This Monday morning begins the National Assembly, the debate around the bill on the sharing of added value. The text, following the national inter-professional agreement (ANI) concluded on February 10 between trade unions and employers’ organisations, indicates that SMEs with less than 50 so-called “profitable” employees will be obliged to pay a sum to their employees.
From 4 p.m. until Thursday, the Government Value Sharing Bill will be under consideration in the Chamber. This transposition text of the agreement (ANI) of February 10, 2023 provides in particular for a sharing system for companies with 12 to 50 employees and whose net profit represents at least 1% of their turnover for 3 consecutive years. The SME will then have the freedom to choose the value-sharing system: participation, profit-sharing, value-sharing bonus (PPV or “Prime Macron”), company savings plan contribution or employee shareholding. The experiment will last 5 years.

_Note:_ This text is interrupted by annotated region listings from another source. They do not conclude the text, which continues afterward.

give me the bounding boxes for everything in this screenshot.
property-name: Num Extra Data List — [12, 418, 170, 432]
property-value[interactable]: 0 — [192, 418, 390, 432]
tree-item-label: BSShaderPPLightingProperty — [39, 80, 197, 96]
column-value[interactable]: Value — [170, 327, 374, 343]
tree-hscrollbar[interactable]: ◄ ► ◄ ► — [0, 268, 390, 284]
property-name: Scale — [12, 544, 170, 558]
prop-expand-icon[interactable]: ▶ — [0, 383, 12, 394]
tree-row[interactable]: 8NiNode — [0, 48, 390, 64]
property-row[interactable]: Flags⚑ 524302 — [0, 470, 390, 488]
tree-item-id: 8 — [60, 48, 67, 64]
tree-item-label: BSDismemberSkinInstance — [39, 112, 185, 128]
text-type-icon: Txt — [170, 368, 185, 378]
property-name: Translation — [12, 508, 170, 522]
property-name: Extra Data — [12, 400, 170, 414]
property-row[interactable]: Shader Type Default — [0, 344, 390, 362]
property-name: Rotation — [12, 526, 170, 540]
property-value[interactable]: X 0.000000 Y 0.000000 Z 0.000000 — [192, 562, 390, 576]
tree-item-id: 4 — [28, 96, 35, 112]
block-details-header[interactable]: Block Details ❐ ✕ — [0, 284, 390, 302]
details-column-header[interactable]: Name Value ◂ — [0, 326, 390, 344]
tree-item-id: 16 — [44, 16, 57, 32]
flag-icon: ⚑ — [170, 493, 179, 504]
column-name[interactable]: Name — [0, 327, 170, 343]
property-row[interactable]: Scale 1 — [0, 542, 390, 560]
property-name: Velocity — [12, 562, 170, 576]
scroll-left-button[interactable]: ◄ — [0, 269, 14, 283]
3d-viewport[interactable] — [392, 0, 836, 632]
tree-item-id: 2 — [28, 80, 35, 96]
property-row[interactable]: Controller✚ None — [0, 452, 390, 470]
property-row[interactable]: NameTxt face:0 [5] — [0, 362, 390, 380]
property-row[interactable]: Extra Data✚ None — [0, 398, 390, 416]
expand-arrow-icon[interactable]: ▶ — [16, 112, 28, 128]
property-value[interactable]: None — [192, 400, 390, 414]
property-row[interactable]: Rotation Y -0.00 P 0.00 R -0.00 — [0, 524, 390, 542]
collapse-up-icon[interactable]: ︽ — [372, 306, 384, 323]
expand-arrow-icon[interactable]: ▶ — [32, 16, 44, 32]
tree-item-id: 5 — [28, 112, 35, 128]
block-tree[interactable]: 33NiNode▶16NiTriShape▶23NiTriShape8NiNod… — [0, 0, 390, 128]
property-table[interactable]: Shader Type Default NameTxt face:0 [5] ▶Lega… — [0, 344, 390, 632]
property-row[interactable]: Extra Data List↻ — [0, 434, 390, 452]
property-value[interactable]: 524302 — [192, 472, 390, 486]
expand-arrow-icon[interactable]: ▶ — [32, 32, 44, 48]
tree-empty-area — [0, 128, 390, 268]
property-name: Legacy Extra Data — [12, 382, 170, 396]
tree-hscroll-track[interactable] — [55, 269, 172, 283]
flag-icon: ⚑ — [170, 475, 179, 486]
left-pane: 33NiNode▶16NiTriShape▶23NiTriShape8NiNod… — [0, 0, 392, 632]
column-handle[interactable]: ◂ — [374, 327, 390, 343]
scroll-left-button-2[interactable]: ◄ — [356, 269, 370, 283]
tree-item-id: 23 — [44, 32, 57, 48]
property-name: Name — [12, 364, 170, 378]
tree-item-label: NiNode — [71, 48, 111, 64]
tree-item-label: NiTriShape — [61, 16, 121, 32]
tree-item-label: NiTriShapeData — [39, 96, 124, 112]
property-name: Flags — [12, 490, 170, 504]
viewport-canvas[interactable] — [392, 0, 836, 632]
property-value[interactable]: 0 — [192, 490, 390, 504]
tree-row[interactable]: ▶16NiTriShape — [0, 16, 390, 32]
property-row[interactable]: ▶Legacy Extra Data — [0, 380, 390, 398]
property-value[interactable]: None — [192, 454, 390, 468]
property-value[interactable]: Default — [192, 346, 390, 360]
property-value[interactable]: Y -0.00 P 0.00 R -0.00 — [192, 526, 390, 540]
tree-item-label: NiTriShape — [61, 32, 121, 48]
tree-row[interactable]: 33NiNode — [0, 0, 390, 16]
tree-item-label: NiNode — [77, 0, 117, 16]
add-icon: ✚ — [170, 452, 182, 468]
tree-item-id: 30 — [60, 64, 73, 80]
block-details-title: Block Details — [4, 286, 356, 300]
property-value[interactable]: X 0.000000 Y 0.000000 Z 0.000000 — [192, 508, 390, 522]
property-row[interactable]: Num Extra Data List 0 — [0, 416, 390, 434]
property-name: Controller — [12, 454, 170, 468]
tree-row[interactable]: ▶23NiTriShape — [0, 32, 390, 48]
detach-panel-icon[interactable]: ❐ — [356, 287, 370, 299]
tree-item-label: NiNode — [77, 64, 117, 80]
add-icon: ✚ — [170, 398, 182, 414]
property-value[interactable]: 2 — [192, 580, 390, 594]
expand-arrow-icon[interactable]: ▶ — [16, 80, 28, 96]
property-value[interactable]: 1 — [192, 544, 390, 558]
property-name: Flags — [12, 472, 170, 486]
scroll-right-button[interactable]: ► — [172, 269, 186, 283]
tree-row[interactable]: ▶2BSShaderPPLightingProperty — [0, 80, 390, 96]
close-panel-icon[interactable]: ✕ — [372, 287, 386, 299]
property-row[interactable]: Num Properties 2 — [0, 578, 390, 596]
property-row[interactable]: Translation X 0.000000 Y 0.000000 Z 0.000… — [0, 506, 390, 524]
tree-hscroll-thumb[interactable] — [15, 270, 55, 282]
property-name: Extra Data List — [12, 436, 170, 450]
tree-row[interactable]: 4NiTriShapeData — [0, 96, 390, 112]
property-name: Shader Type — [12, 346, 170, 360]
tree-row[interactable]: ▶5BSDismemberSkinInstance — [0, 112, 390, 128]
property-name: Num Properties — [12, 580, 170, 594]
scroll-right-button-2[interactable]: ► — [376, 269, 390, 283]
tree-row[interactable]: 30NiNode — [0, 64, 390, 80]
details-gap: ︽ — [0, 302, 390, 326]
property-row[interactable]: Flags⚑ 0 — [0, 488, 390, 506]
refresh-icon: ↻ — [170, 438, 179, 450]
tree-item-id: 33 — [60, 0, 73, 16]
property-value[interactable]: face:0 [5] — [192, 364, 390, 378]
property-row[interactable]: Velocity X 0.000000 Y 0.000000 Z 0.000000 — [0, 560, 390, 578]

If the agreement was signed by four out of five unions (without the CGT), according to the Minister of Labor, it is “in line with the reforms since 2017 to revalue work”.
An insufficient bill for the opposition
Since the difficulties of the pension reform, the government wants to move forward by renewing the social dialogue. Prime Minister Elisabeth Borne was also pleased: “This bill illustrates what we want to do with the social partners, that is to say let them take the lead.” This generalization system is already mandatory in companies with more than 50 employees who must already redistribute their profits via the participation mechanism.
And parliamentarians intend to play their role since they tabled no less than 380 amendments to the bill. If the LR deputies support the “value sharing” devices, which they consider as an “additional remuneration and challenge for employees”, they are considered insufficient for the opposition. The left fears in particular a “circumvention of wages” and accuses the government of “not responding in any way to the question of purchasing power” according to Point.
A “good” news to qualify, therefore, for nearly 1.5 million employees of small businesses, which could become reality as early as autumn 2024, the deputies having advanced by one year the entry into force of the obligation.